The smallest of banks might get a pass when it comes to Consumer Financial Protection Bureau enforcement, the CFPB’s director told a House oversight committee during a hearing this week, referencing an earlier conversation with the Independent Community Bankers of America.
That conversation, which took place via conference call and is outlined on ICBA’s website, reports that Cordray “emphasized that the bureau is focused on leveling the playing field with nonbank providers, such as mortgage brokers and payday lenders, so responsible businesses, such as community banks, can thrive and prosper.”
A question-and-answer session during the call revealed a possible two-tiered plan for the CFPB’s enforcement of banks, with respect to size or market share.
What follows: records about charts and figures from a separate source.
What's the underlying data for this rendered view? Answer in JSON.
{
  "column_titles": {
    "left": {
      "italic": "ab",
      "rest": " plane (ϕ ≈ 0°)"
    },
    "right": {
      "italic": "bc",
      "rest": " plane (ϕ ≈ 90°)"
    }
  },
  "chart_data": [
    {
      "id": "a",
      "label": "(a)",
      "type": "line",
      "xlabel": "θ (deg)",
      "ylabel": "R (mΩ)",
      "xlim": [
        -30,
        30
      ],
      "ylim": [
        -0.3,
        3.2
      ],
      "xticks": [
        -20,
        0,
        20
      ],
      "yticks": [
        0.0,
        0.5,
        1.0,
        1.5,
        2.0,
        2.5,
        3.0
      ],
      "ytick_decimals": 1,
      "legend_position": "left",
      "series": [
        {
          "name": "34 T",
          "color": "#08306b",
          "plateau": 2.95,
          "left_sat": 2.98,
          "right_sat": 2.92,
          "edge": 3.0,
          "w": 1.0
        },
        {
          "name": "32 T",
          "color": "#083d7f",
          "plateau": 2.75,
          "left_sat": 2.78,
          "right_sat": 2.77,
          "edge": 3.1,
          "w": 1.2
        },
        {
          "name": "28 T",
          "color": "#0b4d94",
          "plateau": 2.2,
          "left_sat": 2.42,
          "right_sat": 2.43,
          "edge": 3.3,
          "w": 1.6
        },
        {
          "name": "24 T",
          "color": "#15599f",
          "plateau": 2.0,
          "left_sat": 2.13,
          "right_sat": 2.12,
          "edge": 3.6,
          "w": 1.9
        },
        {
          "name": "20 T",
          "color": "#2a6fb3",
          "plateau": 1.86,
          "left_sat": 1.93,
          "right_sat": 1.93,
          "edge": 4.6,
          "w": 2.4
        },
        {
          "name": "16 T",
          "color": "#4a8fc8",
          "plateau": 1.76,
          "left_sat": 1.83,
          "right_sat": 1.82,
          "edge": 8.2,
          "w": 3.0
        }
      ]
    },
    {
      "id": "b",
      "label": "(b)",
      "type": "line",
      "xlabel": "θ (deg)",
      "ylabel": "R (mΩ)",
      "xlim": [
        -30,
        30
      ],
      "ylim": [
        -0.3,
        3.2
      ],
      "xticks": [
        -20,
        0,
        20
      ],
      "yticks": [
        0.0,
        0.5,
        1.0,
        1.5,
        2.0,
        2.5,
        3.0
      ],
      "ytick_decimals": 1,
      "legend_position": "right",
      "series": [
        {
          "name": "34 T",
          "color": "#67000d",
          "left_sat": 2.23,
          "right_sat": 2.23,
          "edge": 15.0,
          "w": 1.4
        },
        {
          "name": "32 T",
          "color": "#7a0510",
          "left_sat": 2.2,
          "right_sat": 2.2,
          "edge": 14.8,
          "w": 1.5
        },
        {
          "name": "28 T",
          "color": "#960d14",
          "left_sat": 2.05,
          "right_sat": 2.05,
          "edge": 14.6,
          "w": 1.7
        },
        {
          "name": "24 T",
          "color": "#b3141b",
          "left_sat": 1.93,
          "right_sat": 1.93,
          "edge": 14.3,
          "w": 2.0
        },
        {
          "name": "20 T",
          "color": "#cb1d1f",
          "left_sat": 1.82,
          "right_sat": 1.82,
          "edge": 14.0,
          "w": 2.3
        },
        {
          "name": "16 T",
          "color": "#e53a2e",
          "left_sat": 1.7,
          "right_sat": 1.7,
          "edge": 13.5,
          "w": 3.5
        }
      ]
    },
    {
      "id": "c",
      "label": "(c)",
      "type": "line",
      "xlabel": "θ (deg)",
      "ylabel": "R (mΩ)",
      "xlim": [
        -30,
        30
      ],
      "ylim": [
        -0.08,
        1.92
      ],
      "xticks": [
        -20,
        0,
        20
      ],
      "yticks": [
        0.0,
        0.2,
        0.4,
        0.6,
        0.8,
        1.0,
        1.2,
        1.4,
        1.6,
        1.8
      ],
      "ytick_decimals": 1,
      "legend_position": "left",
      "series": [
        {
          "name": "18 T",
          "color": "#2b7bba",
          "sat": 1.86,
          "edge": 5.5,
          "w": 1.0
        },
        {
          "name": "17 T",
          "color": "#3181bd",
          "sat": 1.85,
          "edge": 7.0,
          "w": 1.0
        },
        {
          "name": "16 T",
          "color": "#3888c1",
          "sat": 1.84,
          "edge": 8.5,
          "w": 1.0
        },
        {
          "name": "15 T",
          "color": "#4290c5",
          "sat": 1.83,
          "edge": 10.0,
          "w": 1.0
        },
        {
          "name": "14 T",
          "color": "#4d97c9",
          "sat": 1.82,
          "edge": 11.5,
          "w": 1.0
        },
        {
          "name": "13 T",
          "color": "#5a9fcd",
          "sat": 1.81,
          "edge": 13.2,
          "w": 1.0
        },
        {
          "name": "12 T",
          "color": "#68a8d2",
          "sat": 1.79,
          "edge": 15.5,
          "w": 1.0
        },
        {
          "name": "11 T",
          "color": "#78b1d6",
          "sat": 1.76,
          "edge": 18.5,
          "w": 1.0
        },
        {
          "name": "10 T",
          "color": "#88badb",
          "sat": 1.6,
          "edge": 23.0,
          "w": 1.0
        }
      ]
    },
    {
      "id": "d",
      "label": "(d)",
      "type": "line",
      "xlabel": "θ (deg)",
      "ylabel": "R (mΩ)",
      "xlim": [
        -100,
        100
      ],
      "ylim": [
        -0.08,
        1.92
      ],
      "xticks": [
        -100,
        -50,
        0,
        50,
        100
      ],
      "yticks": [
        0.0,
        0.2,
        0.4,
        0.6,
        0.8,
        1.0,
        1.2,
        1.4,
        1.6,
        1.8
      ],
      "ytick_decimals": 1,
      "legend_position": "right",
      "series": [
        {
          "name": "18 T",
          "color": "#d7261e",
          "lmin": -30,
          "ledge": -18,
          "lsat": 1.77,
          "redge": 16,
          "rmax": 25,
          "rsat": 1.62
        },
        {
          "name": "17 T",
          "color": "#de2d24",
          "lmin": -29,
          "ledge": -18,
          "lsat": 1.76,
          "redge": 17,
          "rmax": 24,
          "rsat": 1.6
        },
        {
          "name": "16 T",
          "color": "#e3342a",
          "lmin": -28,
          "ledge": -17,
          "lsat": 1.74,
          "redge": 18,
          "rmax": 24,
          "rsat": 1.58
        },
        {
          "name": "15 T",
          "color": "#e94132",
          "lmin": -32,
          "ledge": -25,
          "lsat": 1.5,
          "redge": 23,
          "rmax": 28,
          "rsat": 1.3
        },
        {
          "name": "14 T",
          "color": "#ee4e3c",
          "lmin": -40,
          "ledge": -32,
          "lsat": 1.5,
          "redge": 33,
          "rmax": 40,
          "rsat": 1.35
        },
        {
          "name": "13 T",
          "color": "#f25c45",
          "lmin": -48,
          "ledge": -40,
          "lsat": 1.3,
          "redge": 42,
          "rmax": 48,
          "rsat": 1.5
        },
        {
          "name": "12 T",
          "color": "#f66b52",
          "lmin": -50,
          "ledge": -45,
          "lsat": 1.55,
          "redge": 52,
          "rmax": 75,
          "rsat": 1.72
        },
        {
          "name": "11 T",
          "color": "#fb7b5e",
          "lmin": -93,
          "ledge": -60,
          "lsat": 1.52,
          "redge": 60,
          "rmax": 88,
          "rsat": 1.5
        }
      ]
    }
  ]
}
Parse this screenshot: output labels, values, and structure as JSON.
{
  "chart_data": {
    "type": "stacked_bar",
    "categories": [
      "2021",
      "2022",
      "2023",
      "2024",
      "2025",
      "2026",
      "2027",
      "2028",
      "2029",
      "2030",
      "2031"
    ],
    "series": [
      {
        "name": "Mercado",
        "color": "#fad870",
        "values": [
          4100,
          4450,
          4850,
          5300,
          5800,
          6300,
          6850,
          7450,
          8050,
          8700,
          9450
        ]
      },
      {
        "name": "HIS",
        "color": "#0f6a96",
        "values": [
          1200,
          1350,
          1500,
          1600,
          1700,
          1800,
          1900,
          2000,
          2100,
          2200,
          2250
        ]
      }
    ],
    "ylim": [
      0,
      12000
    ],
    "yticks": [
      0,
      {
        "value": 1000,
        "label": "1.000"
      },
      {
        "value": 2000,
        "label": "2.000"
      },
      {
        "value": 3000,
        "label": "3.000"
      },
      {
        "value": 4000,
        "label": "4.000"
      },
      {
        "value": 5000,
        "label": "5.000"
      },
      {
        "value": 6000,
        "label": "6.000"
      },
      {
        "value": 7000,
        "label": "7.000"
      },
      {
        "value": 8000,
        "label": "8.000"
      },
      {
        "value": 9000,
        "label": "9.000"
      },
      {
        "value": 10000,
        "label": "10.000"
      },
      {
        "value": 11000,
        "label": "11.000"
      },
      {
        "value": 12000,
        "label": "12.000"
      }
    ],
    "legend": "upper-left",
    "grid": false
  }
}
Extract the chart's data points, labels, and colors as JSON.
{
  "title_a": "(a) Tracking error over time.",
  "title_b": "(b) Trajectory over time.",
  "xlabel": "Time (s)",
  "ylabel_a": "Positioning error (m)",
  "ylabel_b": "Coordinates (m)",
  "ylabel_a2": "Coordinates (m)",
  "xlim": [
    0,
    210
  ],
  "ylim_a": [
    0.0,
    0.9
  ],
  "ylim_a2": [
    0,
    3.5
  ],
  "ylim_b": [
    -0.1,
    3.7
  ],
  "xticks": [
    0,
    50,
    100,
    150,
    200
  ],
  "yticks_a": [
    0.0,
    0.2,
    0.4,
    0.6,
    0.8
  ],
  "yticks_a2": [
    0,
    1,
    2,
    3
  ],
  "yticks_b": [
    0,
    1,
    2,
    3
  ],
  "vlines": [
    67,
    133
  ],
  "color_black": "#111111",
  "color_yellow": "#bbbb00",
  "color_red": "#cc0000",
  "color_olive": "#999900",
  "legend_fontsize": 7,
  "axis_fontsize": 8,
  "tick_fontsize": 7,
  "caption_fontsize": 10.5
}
“Cordray recognized that community banks have a different business model that emphasizes customer service in the community and that community banks were therefore not responsible for the problems that led to the financial crisis,” ICBA reported. “Cordray also said the bureau will be considering two-tiered regulatory requirements and exemption thresholds as it writes regulations so that community banks will be able to conduct their business without overly burdensome regulatory requirements.”
The hearing this week marked Cordray’s first public appearance before House members since his January 4 recess appointment by President Obama. Many have speculated that the CFPB could be open to potential scrutiny and lawsuits following the controversial means by which Cordray came into the director seat.